Merhaba kıymetli okurlarım bu makalemde ön yargılar neticesinde konu ve olayları bilmeden istemeden yanlış noktaya çekebilme durumunu kaleme alacağım...
Önyargı, bir kişi ya da konu veya olaya ilişkin yeterli bir bilgi edinemeden, önceden, peşin bir karara varmış olma durumudur. Toplumun çocukluktan itibaren kulağımıza fısıldadığı her kelime ve sunduğu her resim, önyargımızın temel taşlarıdır. Önyargı, insanların düşüncesizliğine bir kılıftır. Ve buna bağlı olarak en adaletsiz yargı önyargıdır.Önyargı bireylere, düşüncelere, belirli bir insan topluluğuna ya da nesnelere ilişkin olabilir. Önyargılar kişinin, topluluğun ve nesnenin karşısında olmak ya da yanında olmak biçiminde ortaya çıkabilir. Ama genellikle olumsuz, yani karşı olmak biçimi ağır basar. Önyargılar bazen de acele karar vermekten kaynaklanır. Bilmediğimiz veya yaşamadığımız yada vakıf olmadığımız bir duruma nötr olmak en doğru davranıştır. Bir iki tecrübeden hemen genel geçer bir hüküm çıkartılır. Bir elma yersiniz ekşi, sulu, kokulu ve tatlı gibi birçok izlenime sahip olusunuz. Fakat her elma aynı değildir. Birçok insan birbirine elma örnek verdiğim elma muamelesi yapar ve sonunda yargılar oluşmadan önyargılar oluşur.
Eğer önyargılar davranışa dönüşür ise, artık bunun adı dışlamadır. Yani önyargı bir tutum, dışlama ise toplumun sevimli ve sıcak bakmadığı bir davranıştır. Yani önyargı bazen kişilere göre belli gerekçelere ve ön bilgilere dayansa da, haklı gerekçesi olmadan diğerlerinin kötü olduğunu düşünmek, önyargının nefrete dönüşmüş boyutudur. Aslında önyargı bir taraf tutma biçimidir. Sakız nasıl elinize bulaşınca uzayıp gidip yapışıyor ise, ağızınızda çok şişincede suratınıza patlar. Allport “erken yargılar yeni bilgilerle yüzleşince değişmiyorsa önyargıya dönüşmüş demektir” der.
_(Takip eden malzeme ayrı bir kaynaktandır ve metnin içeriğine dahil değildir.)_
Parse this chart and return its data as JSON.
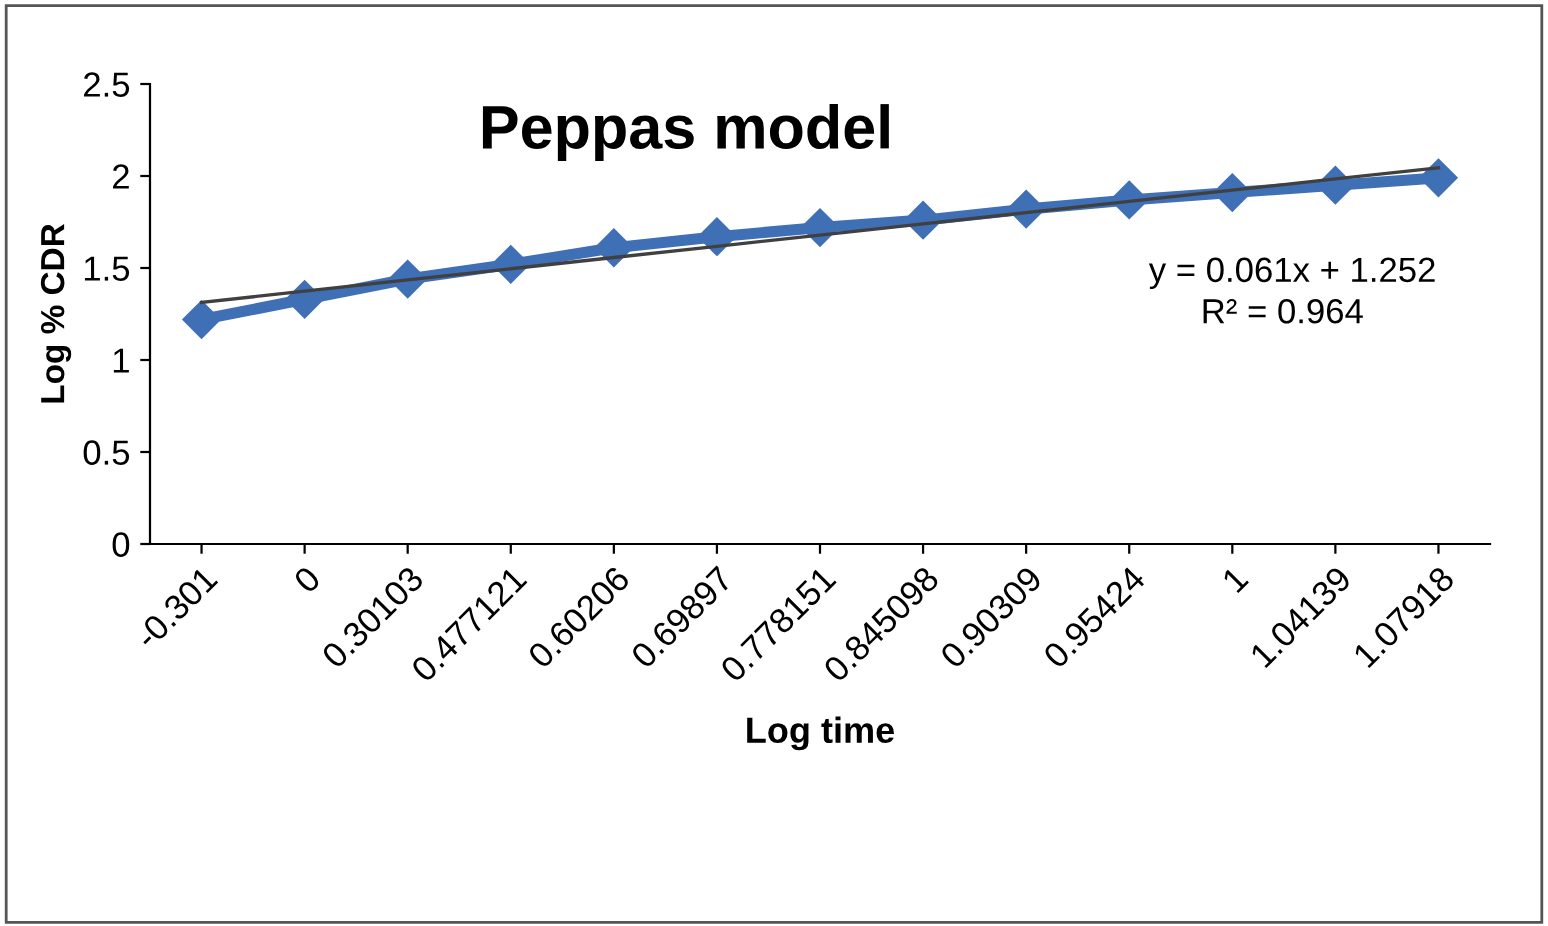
{
  "chart_data": {
    "type": "line",
    "title": "Peppas model",
    "xlabel": "Log time",
    "ylabel": "Log % CDR",
    "categories": [
      "-0.301",
      "0",
      "0.30103",
      "0.477121",
      "0.60206",
      "0.69897",
      "0.778151",
      "0.845098",
      "0.90309",
      "0.95424",
      "1",
      "1.04139",
      "1.07918"
    ],
    "series": [
      {
        "color": "#3f6fb5",
        "marker": "diamond",
        "values": [
          1.22,
          1.33,
          1.44,
          1.52,
          1.61,
          1.67,
          1.72,
          1.76,
          1.82,
          1.87,
          1.91,
          1.95,
          1.99
        ]
      },
      {
        "color": "#404040",
        "marker": "none",
        "values": [
          1.313,
          1.374,
          1.435,
          1.496,
          1.557,
          1.618,
          1.679,
          1.74,
          1.801,
          1.862,
          1.923,
          1.984,
          2.045
        ]
      }
    ],
    "ylim": [
      0,
      2.5
    ],
    "yticks": [
      0,
      0.5,
      1,
      1.5,
      2,
      2.5
    ],
    "grid": false,
    "legend": false,
    "annotations": [
      "y = 0.061x + 1.252",
      "R² = 0.964"
    ]
  }
}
Yemeğin tadına bakmadan tuz, tatlının tadına bakmadan şeker atan kişi çoktan önyargının esir aldığı insanlar safında yerini almıştır. Oysaki daha fazla araştırılsa yada iletişimler iyi tutulsa ön yargı durumunun ne kadar yersiz ve anlamsız olduğu anlaşılır. İletişim her zaman ön yargı zincirlerini koparır...İnsan, sosyal yaşamında sağlıklı ve mutlu bir yaşam sürebilmek için çevresindekiler ile iletişime geçer. Aynı zamanda ruhsal bedensel ihtiyaçları gidermek için iletişim oldukça gereklidir.
Toplumsal kanun ve kuralları sağlıklı ele alabilmek için iletişim olması gerekir. Bu da gösteriyor ki iletişim, bir insanı yakın ve uzak çevresine bağlayan bir zincirin halkasıdır...
Kıymetli dostlarım hayatta her zaman acele karar vermekten kaçınalım. Bir yemeği bile sindirerek yemek insanı sonrasında rahatsız etmiyor. Ama acele yediğimizde migdemiz rahatsız oluyor. Buna örnek bir çok misaller var. Gelelim bana, ben ise bilmediğim bir insan, konu yada olaylara anca saygı duyabilirim. Böylelikle herkesi tüm samimiyetimle kucaklıyorum ve makaleme her zaman söylediğim şu sözlerim ile son veriyorum. Bugün çok kızdığınız birisine yarın sımsıkı sarılabilirsiniz, Bugün çok sevdiğiniz birisine de yarın kızabilirsiniz. Sonuç itibariyle ikiside uç ve son değil, değişken ve gelişen bir hayatın içindeyiz. Sevgi ve saygılarımla sağlıcakla kalın.